Metareview: Skyrim

Our Skyrim review was delivered in two flavors: the "pesky words" edition and the "too long, didn't read" version. Overall, the game delivers the most immersive experience yet in the Bethesda RPG formula, offering many dozens of hours -- hundreds of hours once all the inevitable DLC is out -- for those ready to experience being Dragonborn.
  • Giant Bomb (5/5): "No other game I know of operates with this many moving parts to create such an immense world filled with this much choice in how you engage its excellent, endless fiction. It's one thing when a game offers dozens of hours of gameplay; it's quite another when that gameplay is good enough you'll want to live in its world for that long."
  • Game Informer (95/100): "The biggest problem Skyrim runs into has plagued every Bethesda-developed game I've played: It's buggy. Not to the degree that Oblivion was – Bethesda makes headway in delivering a more stable product, but I ran into numerous bugs that forced me to reload previous saves. The auto-save system charts several recent points, which can be a relief, but losing progress is annoying and can erase significant victories and character development."
  • IGN (95/100): "The changes made since Oblivion are many, and result in a more focused and sensible style of play, where the effects of every decision are easily seen."
  • Gamespot (90/100): "Yet The Elder Scrolls V: Skyrim doesn't rely on sheer scope to earn its stripes. It isn't just that there's a lot to do: it's that most of it is so good. Whether you're slashing a dragon's wings, raising the dead back to life, or experimenting at the alchemy table, Skyrim performs the most spectacular of enchantments: the one that causes huge chunks of time to vanish before you know it."
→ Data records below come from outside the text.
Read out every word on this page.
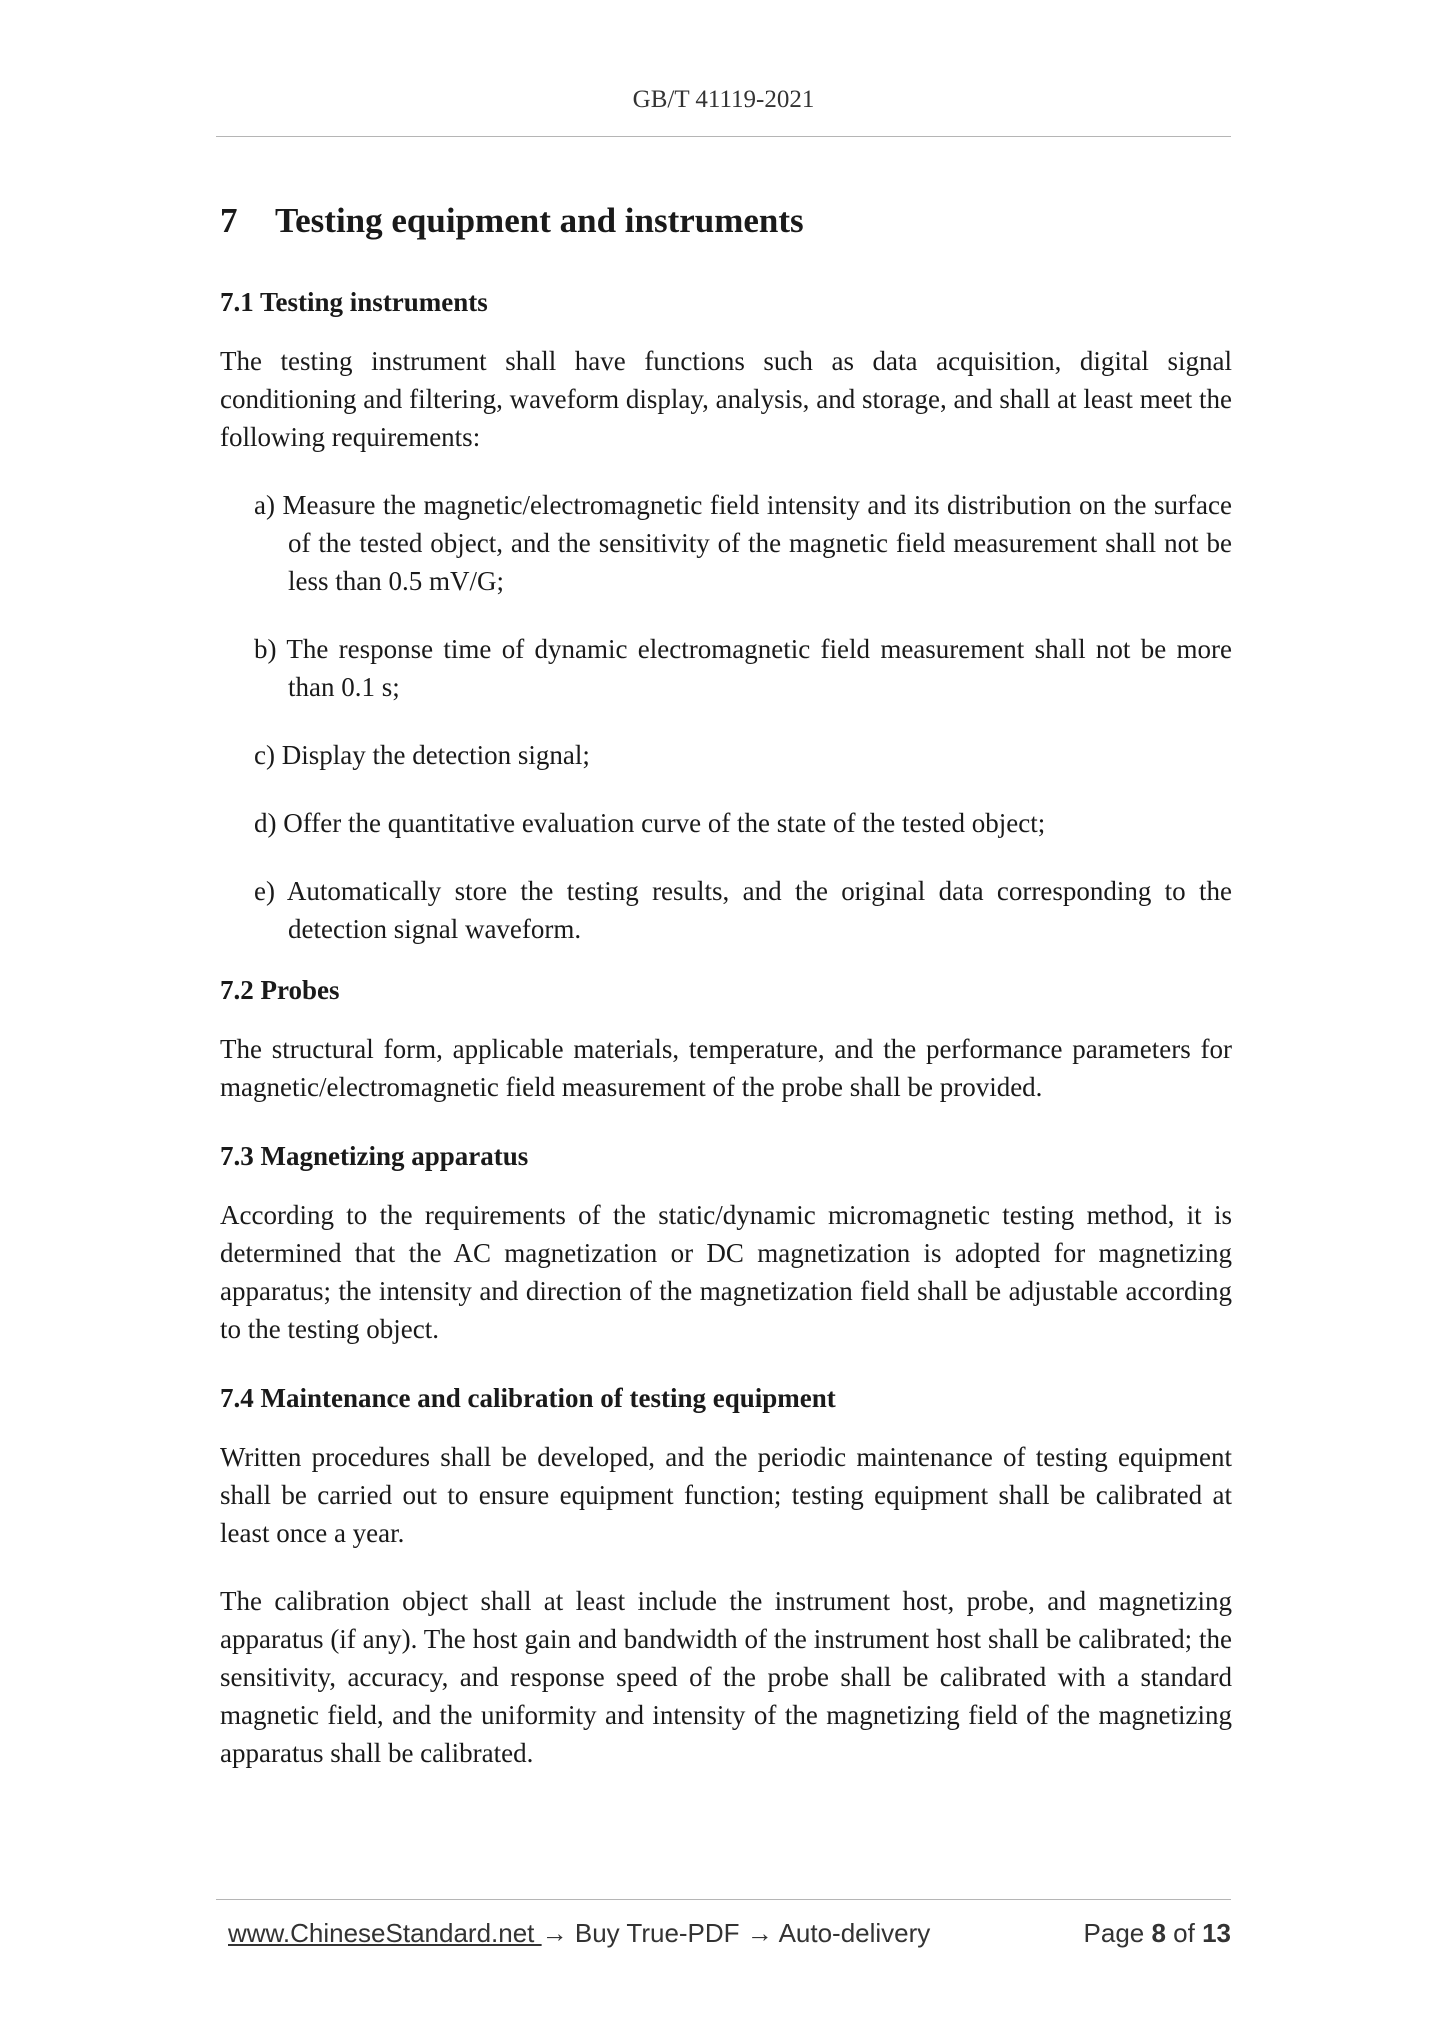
GB/T 41119-2021
7 Testing equipment and instruments
7.1 Testing instruments

The testing instrument shall have functions such as data acquisition, digital signal conditioning and filtering, waveform display, analysis, and storage, and shall at least meet the following requirements:

a) Measure the magnetic/electromagnetic field intensity and its distribution on the surface of the tested object, and the sensitivity of the magnetic field measurement shall not be less than 0.5 mV/G;
b) The response time of dynamic electromagnetic field measurement shall not be more than 0.1 s;
c) Display the detection signal;
d) Offer the quantitative evaluation curve of the state of the tested object;
e) Automatically store the testing results, and the original data corresponding to the detection signal waveform.
7.2 Probes

The structural form, applicable materials, temperature, and the performance parameters for magnetic/electromagnetic field measurement of the probe shall be provided.

7.3 Magnetizing apparatus

According to the requirements of the static/dynamic micromagnetic testing method, it is determined that the AC magnetization or DC magnetization is adopted for magnetizing apparatus; the intensity and direction of the magnetization field shall be adjustable according to the testing object.

7.4 Maintenance and calibration of testing equipment

Written procedures shall be developed, and the periodic maintenance of testing equipment shall be carried out to ensure equipment function; testing equipment shall be calibrated at least once a year.

The calibration object shall at least include the instrument host, probe, and magnetizing apparatus (if any). The host gain and bandwidth of the instrument host shall be calibrated; the sensitivity, accuracy, and response speed of the probe shall be calibrated with a standard magnetic field, and the uniformity and intensity of the magnetizing field of the magnetizing apparatus shall be calibrated.

www.ChineseStandard.net → Buy True-PDF → Auto-delivery	Page 8 of 13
  • Edge (95/100): "You play for the moment a dragon's silhouette fills the sky, backed up against the otherworldly colours of the northern lights. You play for the moment a diary clutched by a desiccated corpse sends you on a country- wide hunt for some ancient, forgotten loot. The illusion frequently falters – and sometimes completely breaks – but when it does you'll want to conspire with the game to pretend you didn't see."